Where TP, TN, FP, and FN represent the number of true positives, true negatives, false positives, and false negatives, respectively. In our evaluation, lncRNAs are labeled as the positive class, and PCTs are labeled as the negative class. ACC is used to evaluate the overall predictive capability of the prediction model. And MCC is a more reliable indicator [59] that produces a high score only when the prediction performs well in all four confusion matrix categories (true positive, false negative, true negative, and false positive), which is proportional to the size of both the positive and negative elements in the dataset. The receiver operating characteristic (ROC) curves are generated by plotting the false positive rate (1-SP) versus the number of false positives (SN) for different cutoff thresholds. The AUC score is the area under the ROC curve. The ROC curve serves as a visual representation of the overall performance.

2.5. The methods used in experiments

The methods involved in the comparison include CPAT [23], CNCI [26], CPC2 [28], LncFinder [29], PLEK [27], CPPred [43], mRNN [31], and RNAsamba [32]. SVM is used by the CNCI, PLEK, CPC2, LncFinder, and CPPred algorithms. CPAT employs logistic regression. RNAsamba and mRNN are based on deep learning methods. According to their respective manuals, CPPred and RNAsamba can process the sORF dataset. Table 2 lists the version and website.

Table 2.

The version and website of eight compared methods.

Methods Version Website
CPAT v3.0.0 http://cpat.readthedocs.io/en/latest
CNCI version 2 http://www.bioinfo.org/software/cnci
CPC2 v1.0.1 http://cpc2.cbi.pku.edu.cn
LncFinder v1.1.5 http://github.com/HAN-Siyu/LncFinder
PLEK v1.2 http://sourceforge.net/projects/plek
CPPred - http://www.rnabinding.com/CPPred
mRNN - http://github.com/hendrixlab/mRNN
RNAsamba - http://github.com/apcamargo/RNAsamba

3. Experimental result

3.1. Feature visualization on five species datasets with and without ORF-attention

The features used by LncCat have been described previously. To better demonstrate the impact of ORF-attention features on the model, Uniform Manifold Approximation and Projection (UMAP) is used to visualize the distribution of lncRNAs and PCTs to illustrate the effect of ORF-attention features. The features are mapped into two-dimensional spaces. The distributions of five species sequences without ORF-attention features are shown in Fig. 2-(1)s. The distributions of five species sequences with ORF-attention features are shown in Fig. 2-(2)s. It can be observed that sequences without ORF-attention features are not adequately divided into two clusters. With the addition of ORF-attention features, LncCat can effectively differentiate between lncRNAs and PCTs, which demonstrates the effectiveness of ORF-attention features. In addition, Supplementary Table S1–1 provides a comprehensive description of all features of this experiment. Figs. S1–1 to Figs. S1–S5 show the feature importance of each feature.

Fig. 2.

Fig. 2

Distribution of lncRNAs and PCTs on five datasets. (1)s represent the distribution of RNA sequences without ORF-attention on human, mouse, zebrafish, wheat, and chicken datasets. (2)s represent the distribution of RNA sequences with ORF-attention on human, mouse, zebrafish, wheat, and chicken datasets.

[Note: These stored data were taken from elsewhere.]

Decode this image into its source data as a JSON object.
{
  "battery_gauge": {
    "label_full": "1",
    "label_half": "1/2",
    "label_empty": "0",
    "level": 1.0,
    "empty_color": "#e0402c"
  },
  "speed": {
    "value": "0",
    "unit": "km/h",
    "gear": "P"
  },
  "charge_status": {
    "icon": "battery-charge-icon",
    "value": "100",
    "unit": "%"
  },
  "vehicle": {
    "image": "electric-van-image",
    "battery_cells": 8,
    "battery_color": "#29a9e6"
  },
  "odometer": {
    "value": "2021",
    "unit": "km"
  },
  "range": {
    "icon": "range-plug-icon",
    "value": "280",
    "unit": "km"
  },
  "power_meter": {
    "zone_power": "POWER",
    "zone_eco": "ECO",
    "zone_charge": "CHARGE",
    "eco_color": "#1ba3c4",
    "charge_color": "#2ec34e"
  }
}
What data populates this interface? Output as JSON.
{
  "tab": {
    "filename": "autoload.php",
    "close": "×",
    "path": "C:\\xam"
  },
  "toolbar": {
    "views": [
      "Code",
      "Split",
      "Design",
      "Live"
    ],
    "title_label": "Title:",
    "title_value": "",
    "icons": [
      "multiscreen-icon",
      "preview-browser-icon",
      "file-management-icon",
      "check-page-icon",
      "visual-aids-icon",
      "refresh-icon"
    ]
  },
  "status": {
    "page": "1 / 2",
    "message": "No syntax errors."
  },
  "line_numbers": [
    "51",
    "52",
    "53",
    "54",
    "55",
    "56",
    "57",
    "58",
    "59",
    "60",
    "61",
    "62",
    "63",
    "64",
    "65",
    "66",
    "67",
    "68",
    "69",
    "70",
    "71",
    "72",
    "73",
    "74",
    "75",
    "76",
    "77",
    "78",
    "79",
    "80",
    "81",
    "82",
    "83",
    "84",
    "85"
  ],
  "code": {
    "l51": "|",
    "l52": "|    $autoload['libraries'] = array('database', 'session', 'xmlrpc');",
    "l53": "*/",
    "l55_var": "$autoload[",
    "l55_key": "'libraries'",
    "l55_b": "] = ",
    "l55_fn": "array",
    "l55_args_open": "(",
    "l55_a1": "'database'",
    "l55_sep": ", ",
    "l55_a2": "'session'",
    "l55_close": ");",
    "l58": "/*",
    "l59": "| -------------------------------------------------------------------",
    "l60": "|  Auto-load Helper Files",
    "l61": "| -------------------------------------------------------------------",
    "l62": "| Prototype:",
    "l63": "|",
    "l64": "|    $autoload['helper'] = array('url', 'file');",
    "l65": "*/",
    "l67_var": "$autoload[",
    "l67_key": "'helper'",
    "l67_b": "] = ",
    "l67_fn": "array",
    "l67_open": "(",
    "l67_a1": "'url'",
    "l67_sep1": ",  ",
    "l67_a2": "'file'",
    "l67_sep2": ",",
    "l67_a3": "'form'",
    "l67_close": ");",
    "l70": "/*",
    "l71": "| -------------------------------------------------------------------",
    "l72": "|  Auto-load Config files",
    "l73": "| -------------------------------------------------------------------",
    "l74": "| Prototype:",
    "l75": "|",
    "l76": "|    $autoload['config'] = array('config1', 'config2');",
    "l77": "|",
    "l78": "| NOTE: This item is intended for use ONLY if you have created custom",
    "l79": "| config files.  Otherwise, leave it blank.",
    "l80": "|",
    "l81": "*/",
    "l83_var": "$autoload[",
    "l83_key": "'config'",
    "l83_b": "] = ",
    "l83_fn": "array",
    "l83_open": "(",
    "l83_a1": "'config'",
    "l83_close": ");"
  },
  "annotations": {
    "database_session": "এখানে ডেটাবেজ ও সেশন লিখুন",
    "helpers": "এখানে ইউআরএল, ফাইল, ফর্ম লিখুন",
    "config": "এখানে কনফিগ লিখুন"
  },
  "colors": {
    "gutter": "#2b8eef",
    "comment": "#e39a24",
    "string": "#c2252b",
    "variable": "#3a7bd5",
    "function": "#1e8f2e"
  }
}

3.2. Evaluations by comparison with state-of-the-art methods on five datasets

In this section, LncCat is compared with eight methods, including CPAT, CNCI, CPC2, LncFinder, PLEK, CPPred, mRNN and RNAsamba on five species datasets, including human (Homo sapiens), mouse (Mus musculus), zebrafish (Danio rerio), wheat (Triticum aestivum), and chicken (Gallus gallus). For CPAT, CNCI, LncFinder and PLEK, the re-trained models are constructed by the same datasets as LncCat for a comprehensive and fair comparison.

The first comparison is on the human dataset. Table 3 displays the main metrics for each method.

Table 3.

Comparison of LncCat and eight methods on the human dataset.

Methods PRE SEN SPE ACC F1 MCC AUC
CPAT 0.9330 0.9405 0.9379 0.9392 0.9367 0.8782 0.9835
CNCI 0.8967 0.9753 0.8968 0.9344 0.9343 0.8721 0.9271
CPC2 0.9391 0.9476 0.9436 0.9455 0.9433 0.8909 0.9865
LncFinder 0.9515 0.9675 0.9547 0.9608 0.9594 0.9217 0.9873
PLEK 0.9472 0.9825 0.9497 0.9654 0.9645 0.9313 0.9918
CPPred 0.9389 0.9545 0.9429 0.9485 0.9466 0.8969 0.9872
mRNN 0.9592 0.9488 0.9630 0.9562 0.9540 0.9122 0.9774
RNAsamba 0.9837 0.9429 0.9856 0.9651 0.9628 0.9308 0.9943
LncCat 0.9666 0.9819 0.9688 0.9751 0.9742 0.9503 0.9966

From Table 3, LncCat outperforms other methods with F1 of 0.9742 and MCC of 0.9503, followed by PLEK (F1: 0.9645; MCC: 0.9313). In addition, LncCat achieves the highest ACC and AUC (ACC: 0.9751; AUC: 0.9966). CNCI achieves an MCC of 0.8721, which is slightly inferior to CPAT. PLEK reaches the highest SEN of 0.9825, indicating its strong ability to predict positive classes. CPPred has a 0.33% advantage over CPC2 in F1 and a 0.06% advantage in MCC. In terms of deep learning methods, RNAsamba achieves greater MCC and F1 than mRNN (RNAsamba: F1, 0.9628, MCC, 0.9308; mRNN: F1, 0. 9540, MCC, 0. 9122).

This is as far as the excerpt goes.